What Is Apache Kafka? A Plain English Explanation for Data Engineers
Apache Kafka appears in almost every senior data engineering job description. Most beginners understand it as a message queue but that undersells what it actually is and why it changed how companies build data pipelines.
Kafka in one sentence
Kafka is a distributed, durable, high-throughput event streaming platform. Producers write events to Kafka topics. Consumers read from those topics at their own pace. Events are stored durably — not deleted after consumption — so multiple systems can read the same events independently.
Why Kafka instead of a database or message queue
A database stores current state. Kafka stores the history of events that created that state. This is the fundamental difference.
A message queue (RabbitMQ, SQS) delivers a message once and deletes it. Kafka retains messages for days or weeks. Multiple consumers read the same message independently without affecting each other.
This means: a single stream of user clickstream events can simultaneously feed a real-time dashboard, a fraud detection model, and a batch analytics pipeline — all reading from the same Kafka topic at different speeds.
Core concepts
Topic: a named, ordered log of events. Like a table but append-only.
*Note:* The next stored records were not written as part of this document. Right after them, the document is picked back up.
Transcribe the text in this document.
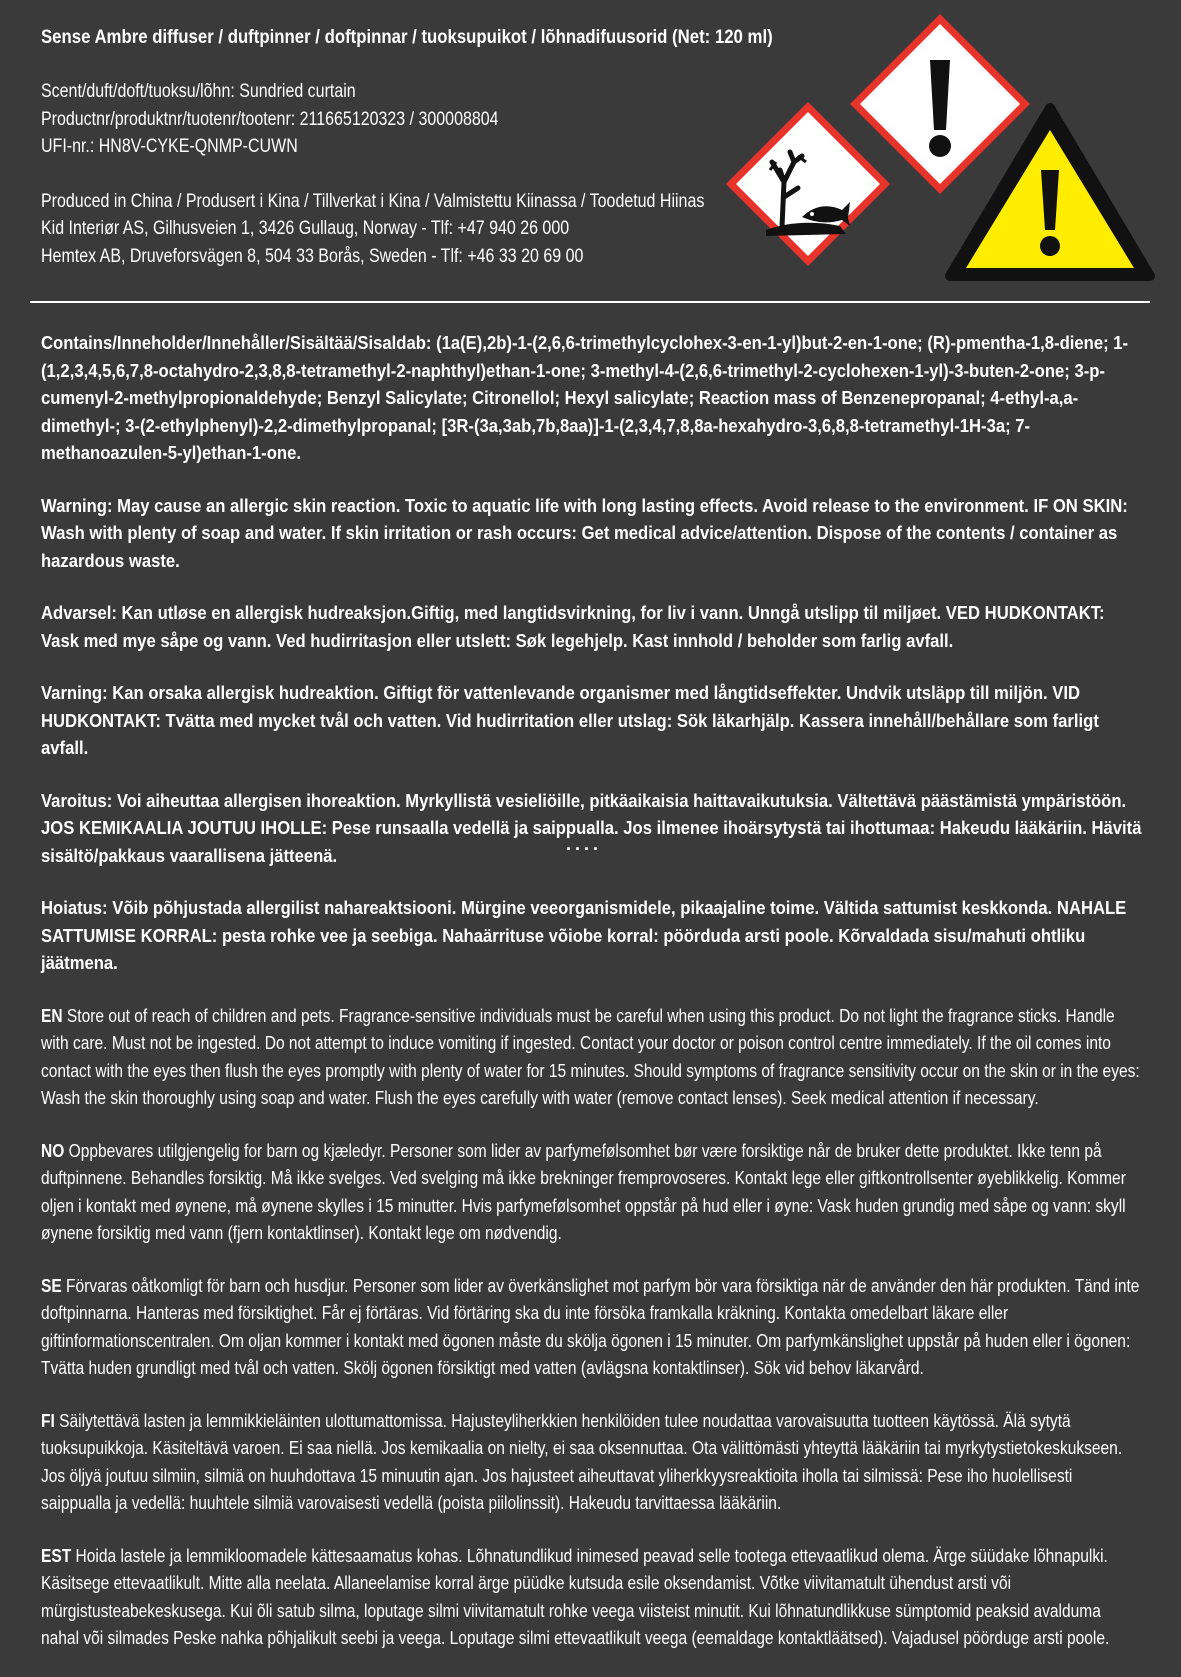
Sense Ambre diffuser / duftpinner / doftpinnar / tuoksupuikot / lõhnadifuusorid (Net: 120 ml)

Scent/duft/doft/tuoksu/lõhn: Sundried curtain

Productnr/produktnr/tuotenr/tootenr: 211665120323 / 300008804

UFI-nr.: HN8V-CYKE-QNMP-CUWN

Produced in China / Produsert i Kina / Tillverkat i Kina / Valmistettu Kiinassa / Toodetud Hiinas

Kid Interiør AS, Gilhusveien 1, 3426 Gullaug, Norway - Tlf: +47 940 26 000

Hemtex AB, Druveforsvägen 8, 504 33 Borås, Sweden - Tlf: +46 33 20 69 00

Contains/Inneholder/Innehåller/Sisältää/Sisaldab: (1a(E),2b)-1-(2,6,6-trimethylcyclohex-3-en-1-yl)but-2-en-1-one; (R)-pmentha-1,8-diene; 1-(1,2,3,4,5,6,7,8-octahydro-2,3,8,8-tetramethyl-2-naphthyl)ethan-1-one; 3-methyl-4-(2,6,6-trimethyl-2-cyclohexen-1-yl)-3-buten-2-one; 3-p-cumenyl-2-methylpropionaldehyde; Benzyl Salicylate; Citronellol; Hexyl salicylate; Reaction mass of Benzenepropanal; 4-ethyl-a,a-dimethyl-; 3-(2-ethylphenyl)-2,2-dimethylpropanal; [3R-(3a,3ab,7b,8aa)]-1-(2,3,4,7,8,8a-hexahydro-3,6,8,8-tetramethyl-1H-3a; 7-methanoazulen-5-yl)ethan-1-one.

Warning: May cause an allergic skin reaction. Toxic to aquatic life with long lasting effects. Avoid release to the environment. IF ON SKIN: Wash with plenty of soap and water. If skin irritation or rash occurs: Get medical advice/attention. Dispose of the contents / container as hazardous waste.

Advarsel: Kan utløse en allergisk hudreaksjon.Giftig, med langtidsvirkning, for liv i vann. Unngå utslipp til miljøet. VED HUDKONTAKT: Vask med mye såpe og vann. Ved hudirritasjon eller utslett: Søk legehjelp. Kast innhold / beholder som farlig avfall.

Varning: Kan orsaka allergisk hudreaktion. Giftigt för vattenlevande organismer med långtidseffekter. Undvik utsläpp till miljön. VID HUDKONTAKT: Tvätta med mycket tvål och vatten. Vid hudirritation eller utslag: Sök läkarhjälp. Kassera innehåll/behållare som farligt avfall.

Varoitus: Voi aiheuttaa allergisen ihoreaktion. Myrkyllistä vesieliöille, pitkäaikaisia haittavaikutuksia. Vältettävä päästämistä ympäristöön. JOS KEMIKAALIA JOUTUU IHOLLE: Pese runsaalla vedellä ja saippualla. Jos ilmenee ihoärsytystä tai ihottumaa: Hakeudu lääkäriin. Hävitä sisältö/pakkaus vaarallisena jätteenä.

Hoiatus: Võib põhjustada allergilist nahareaktsiooni. Mürgine veeorganismidele, pikaajaline toime. Vältida sattumist keskkonda. NAHALE SATTUMISE KORRAL: pesta rohke vee ja seebiga. Nahaärrituse võiobe korral: pöörduda arsti poole. Kõrvaldada sisu/mahuti ohtliku jäätmena.

EN Store out of reach of children and pets. Fragrance-sensitive individuals must be careful when using this product. Do not light the fragrance sticks. Handle with care. Must not be ingested. Do not attempt to induce vomiting if ingested. Contact your doctor or poison control centre immediately. If the oil comes into contact with the eyes then flush the eyes promptly with plenty of water for 15 minutes. Should symptoms of fragrance sensitivity occur on the skin or in the eyes: Wash the skin thoroughly using soap and water. Flush the eyes carefully with water (remove contact lenses). Seek medical attention if necessary.

NO Oppbevares utilgjengelig for barn og kjæledyr. Personer som lider av parfymefølsomhet bør være forsiktige når de bruker dette produktet. Ikke tenn på duftpinnene. Behandles forsiktig. Må ikke svelges. Ved svelging må ikke brekninger fremprovoseres. Kontakt lege eller giftkontrollsenter øyeblikkelig. Kommer oljen i kontakt med øynene, må øynene skylles i 15 minutter. Hvis parfymefølsomhet oppstår på hud eller i øyne: Vask huden grundig med såpe og vann: skyll øynene forsiktig med vann (fjern kontaktlinser). Kontakt lege om nødvendig.

SE Förvaras oåtkomligt för barn och husdjur. Personer som lider av överkänslighet mot parfym bör vara försiktiga när de använder den här produkten. Tänd inte doftpinnarna. Hanteras med försiktighet. Får ej förtäras. Vid förtäring ska du inte försöka framkalla kräkning. Kontakta omedelbart läkare eller giftinformationscentralen. Om oljan kommer i kontakt med ögonen måste du skölja ögonen i 15 minuter. Om parfymkänslighet uppstår på huden eller i ögonen: Tvätta huden grundligt med tvål och vatten. Skölj ögonen försiktigt med vatten (avlägsna kontaktlinser). Sök vid behov läkarvård.

FI Säilytettävä lasten ja lemmikkieläinten ulottumattomissa. Hajusteyliherkkien henkilöiden tulee noudattaa varovaisuutta tuotteen käytössä. Älä sytytä tuoksupuikkoja. Käsiteltävä varoen. Ei saa niellä. Jos kemikaalia on nielty, ei saa oksennuttaa. Ota välittömästi yhteyttä lääkäriin tai myrkytystietokeskukseen. Jos öljyä joutuu silmiin, silmiä on huuhdottava 15 minuutin ajan. Jos hajusteet aiheuttavat yliherkkyysreaktioita iholla tai silmissä: Pese iho huolellisesti saippualla ja vedellä: huuhtele silmiä varovaisesti vedellä (poista piilolinssit). Hakeudu tarvittaessa lääkäriin.

EST Hoida lastele ja lemmikloomadele kättesaamatus kohas. Lõhnatundlikud inimesed peavad selle tootega ettevaatlikud olema. Ärge süüdake lõhnapulki. Käsitsege ettevaatlikult. Mitte alla neelata. Allaneelamise korral ärge püüdke kutsuda esile oksendamist. Võtke viivitamatult ühendust arsti või mürgistusteabekeskusega. Kui õli satub silma, loputage silmi viivitamatult rohke veega viisteist minutit. Kui lõhnatundlikkuse sümptomid peaksid avalduma nahal või silmades Peske nahka põhjalikult seebi ja veega. Loputage silmi ettevaatlikult veega (eemaldage kontaktläätsed). Vajadusel pöörduge arsti poole.

....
Partition: topics are split into partitions for parallelism. A topic with 12 partitions supports 12 consumers reading in parallel.
Consumer group: a group of consumers that cooperate to read a topic — each partition is assigned to exactly one consumer in the group. Add more consumers to increase throughput.
Offset: each message has a position number in its partition. Consumers track their offset — if a consumer restarts, it resumes from where it left off. This enables exactly-once processing semantics.
Kafka in cloud data engineering
Cloud-managed Kafka equivalents:
Azure: Azure Event Hubs (Kafka-compatible API — same code works)
AWS: Amazon Kinesis (different API) or Amazon MSK (managed Kafka)
GCP: Google Pub/Sub (different API) or Confluent Cloud
For learning: understanding Kafka concepts prepares you for all of them. The partition, consumer group, and offset model is identical on Event Hubs and MSK.